The Train Tea Society was renowned for meeting trains – at all hours of the day and night – that stopped in Ipswich while transporting returned servicemen to Brisbane.

They served free tea and refreshments to the men who were continuing their journey.

What the window depicts

RSL sub-branch museum administrator Mick Corkery said the window paid tribute to the four major units raised in Ipswich during World War I.

It shows St Michael as the Angel of Victory and patron of soldiers with outspread wings embracing four soldiers representing the 9th, 15th and 26th Battalions and the 5th Light Horse.

St Michael is standing on top of the world with a defeated German eagle laying beneath. His hands hold a sheathed sword, representing peace, and a Palm of Victory.

The field of Flanders is shown in the background with scarlet poppies and crosses and there is a band of cherubs. All this is encompassed in a border of grape vine symbolising eternal life.

The start and finish dates of World War I are included at the base of the window along with the inscription vincit qui patitur meaning ‘he who is patient, conquers’.

Despite being unveiled at Memorial Hall in 1922, the window did spend several years at North Ipswich in the RSL services club dining room before it was eventually refurbished and returned to Memorial Hall in 2006.

Ipswich RSL sub-branch operates a museum at Memorial Hall, open on the last Sunday of the month (except December) from 8.30am to noon. Admission is free.
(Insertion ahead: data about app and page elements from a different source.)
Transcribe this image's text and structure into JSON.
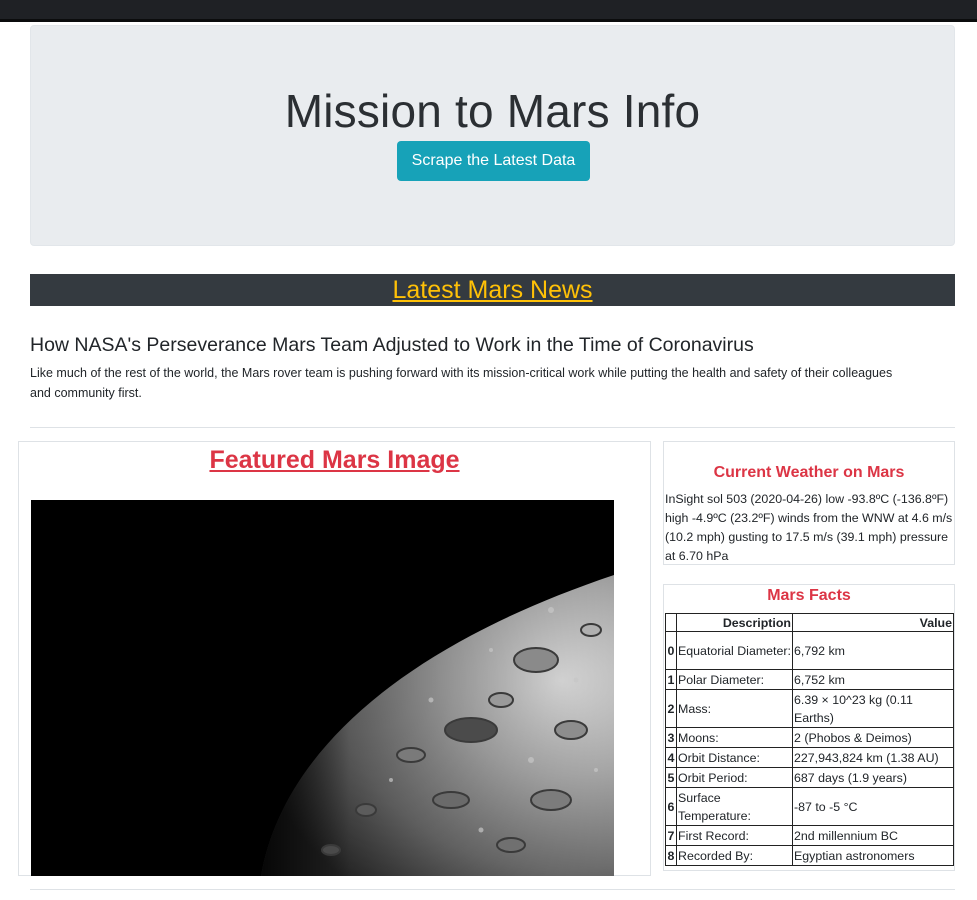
{
  "header": {
    "title": "Mission to Mars Info",
    "scrape_button": "Scrape the Latest Data"
  },
  "news": {
    "section_heading": "Latest Mars News",
    "title": "How NASA's Perseverance Mars Team Adjusted to Work in the Time of Coronavirus",
    "paragraph": "Like much of the rest of the world, the Mars rover team is pushing forward with its mission-critical work while putting the health and safety of their colleagues and community first."
  },
  "featured": {
    "heading": "Featured Mars Image"
  },
  "weather": {
    "heading": "Current Weather on Mars",
    "text": "InSight sol 503 (2020-04-26) low -93.8ºC (-136.8ºF) high -4.9ºC (23.2ºF) winds from the WNW at 4.6 m/s (10.2 mph) gusting to 17.5 m/s (39.1 mph) pressure at 6.70 hPa"
  },
  "facts": {
    "heading": "Mars Facts",
    "columns": [
      "",
      "Description",
      "Value"
    ],
    "rows": [
      {
        "index": "0",
        "description": "Equatorial Diameter:",
        "value": "6,792 km"
      },
      {
        "index": "1",
        "description": "Polar Diameter:",
        "value": "6,752 km"
      },
      {
        "index": "2",
        "description": "Mass:",
        "value": "6.39 × 10^23 kg (0.11 Earths)"
      },
      {
        "index": "3",
        "description": "Moons:",
        "value": "2 (Phobos & Deimos)"
      },
      {
        "index": "4",
        "description": "Orbit Distance:",
        "value": "227,943,824 km (1.38 AU)"
      },
      {
        "index": "5",
        "description": "Orbit Period:",
        "value": "687 days (1.9 years)"
      },
      {
        "index": "6",
        "description": "Surface Temperature:",
        "value": "-87 to -5 °C"
      },
      {
        "index": "7",
        "description": "First Record:",
        "value": "2nd millennium BC"
      },
      {
        "index": "8",
        "description": "Recorded By:",
        "value": "Egyptian astronomers"
      }
    ]
  },
  "colors": {
    "accent_button": "#17a2b8",
    "news_heading": "#ffc107",
    "section_heading": "#dc3545",
    "dark_bar": "#343a40"
  }
}
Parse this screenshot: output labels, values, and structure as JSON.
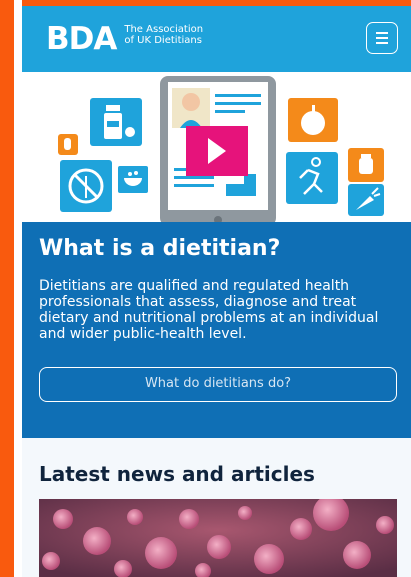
{
  "header": {
    "logo_mark": "BDA",
    "logo_line1": "The Association",
    "logo_line2": "of UK Dietitians",
    "menu_icon": "hamburger-icon"
  },
  "hero": {
    "icons": [
      "medicine-jar-icon",
      "pill-icon",
      "wheat-free-icon",
      "meal-bowl-icon",
      "apple-icon",
      "runner-icon",
      "fruit-jar-icon",
      "carrot-icon",
      "play-icon",
      "tablet-device-icon"
    ],
    "accent": "#1fa3db",
    "orange": "#f48a1a",
    "play_color": "#e6137b"
  },
  "intro": {
    "heading": "What is a dietitian?",
    "body": "Dietitians are qualified and regulated health professionals that assess, diagnose and treat dietary and nutritional problems at an individual and wider public-health level.",
    "cta_label": "What do dietitians do?"
  },
  "news": {
    "heading": "Latest news and articles",
    "image_icon": "virus-image"
  },
  "colors": {
    "page_border": "#f95a0e",
    "panel_blue": "#0f6fb5",
    "header_blue": "#1fa3db"
  }
}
Memorial Hall is at 63 Nicholas Street, Ipswich.

Who was William Bustard?

William Bustard was a painter, stained glass artist and book illustrator who hailed from Terrington in Yorkshire, England.

He learned his stained glass techniques under James Powell in London and worked in cathedrals in England, Ireland and the USA.

Bustard enlisted in the Royal Army Medical Corp during World War I and served in Greece and Italy.

After the war, in 1921, he and wife Lily Whitmore migrated to Queensland.

In Queensland he taught art, becoming a life member of the Royal Queensland Art Society and a foundation member of the board of trustees of the Queensland Art Gallery.

His stained glass work features in many heritage-listed buildings including St John’s Church of England Cathedral, City Hall in Brisbane, Ann Street Presbyterian Church and Catholic Star of the Sea Cathedral in Darwin.

Bustard was said to have been a “kindly, jovial Bohemian with a touch of the larrikin at times” and was respected as a “fluent painter”.

He died on 24 August, 1973 at Labrador, aged 79.